Seven-year-old Danny Kramer stood in front of his second-grade class, easily recounting a holiday story more than 2,000 years old. The story is one he knows by heart, but it was foreign to many of his classmates.
He told of the great warrior Judah and his army of Maccabees who won freedom over the tyrant King Antiochus and restored the Jerusalem Jewish temple. He barely looked at the words in a book he was holding as he recounted the story of the Jews returning to the defiled temple and finding only enough oil to keep a menorah lit for one day.
"The miracle and reason we celebrate Hanukkah is because the oil lasted for eight days," Danny Kramer said.
With the help of his mother, Stacey, Danny gave his Soda Creek Elementary classmates a lesson about Hanukkah, the Jewish Festival of Lights.

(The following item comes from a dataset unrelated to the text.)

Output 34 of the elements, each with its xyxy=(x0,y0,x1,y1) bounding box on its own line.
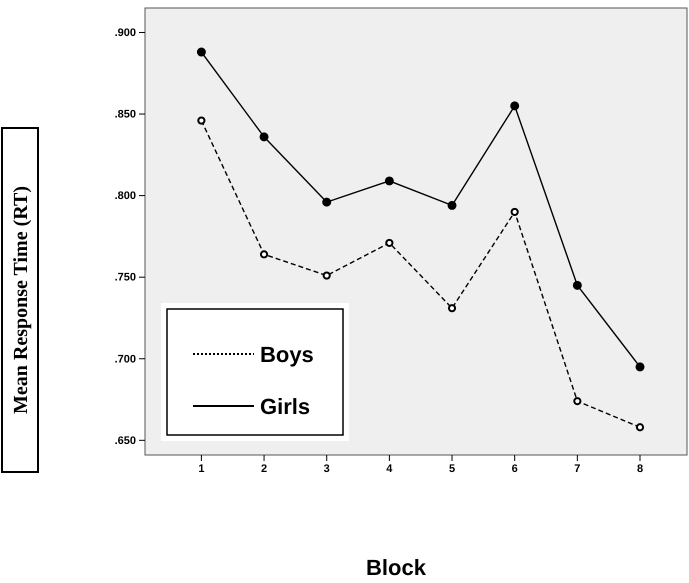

On Friday afternoon, just hours before the eight-day holiday began at sundown, Danny showed his classmates how to light the menorah and play the traditional Jewish dreidel game.
Ever since Danny was in day care, Stacey Kramer has been coming into his classroom to share the story and traditions of Hanukkah.
In the spirit of a celebration of light, shedding light on Jewish traditions makes them less mysterious and more understandable to others, Kramer said.
"I like to share the traditions with my children, and my children like to share their heritage with other people," Kramer said. "I think the season is very much about sharing."
For the second-grade class, that sharing meant playing the dreidel game using M&Ms. The dreidel is a four-sided spinning top with a different Hebrew letter on each side: nun, gimel, hay and shin, meaning, "a great miracle happened there."
In the dreidel game, the letters also represent different amounts that can be taken or put back into a pot of money, candy or traditional chocolate coins called gelt.
The beginning of the Jewish New Year, which starts with Rosh Hashanah and ends with Yom Kippur, the Day of Atonement, is the most significant religious holiday for Jews and is celebrated in the fall. Hanukkah is more of a minor holiday but over the years has taken on its own importance, and giving gifts was incorporated into the celebration, Kramer said.
"The gift-giving thing came about more for the children," Stacey Kramer said. "It came about to make it a more special holiday."
Kramer also said Hanukkah is one of the most joyous holidays as it celebrates the Jews' victory and freedom.
The Hannukah story begins with the tale of the Maccabees, who after reclaiming the ruined Holy Temple in Jerusalem, found one small jar of oil, enough to light the menorah for one day. Then a miracle occurred. The menorah continued to burn for eight days, the amount of time it took the Jews to make more purified oil.
The eight candles on the menorah, not including the Shamash candle used to light the others, and the eight-day celebration signify the miracle.
Since Friday, Steamboat's Jewish community, Har Mishpacha, has been celebrating the holiday. The celebration started with a Sabbath Service on Friday night led by the group's part-time rabbi, Rabbi Joe Goldman. On Saturday, Goldman took part in a group ski trip on the ski mountain.
Tonight, Har Mishpacha will hold a Hanukkah party from 5:30 to 8 p.m. at Olympian Hall. The party is a potluck dinner, with games for children, cookie decorating and a gift exchange.
One of the items served will be potato latkas, potato pancakes fired in oil.
Jane Romberg, who is helping with the party, said food cooked in oil is part of the Hanukkah celebration.
About 90 families make up Har Mishpacha, Romberg said.
Routt County's Jewish community has become more active in the past year with the arrival of Goldman, a retired rabbi from Denver who helps direct and implement adult and youth education programs in Steamboat.
Romberg points to the number of events occurring this weekend, including a movie and discussion held Saturday night and the opportunity this morning for school-aged children to meet with the rabbi.
"When he is up here, we keep (Rabbi Goldman) very busy," Romberg said.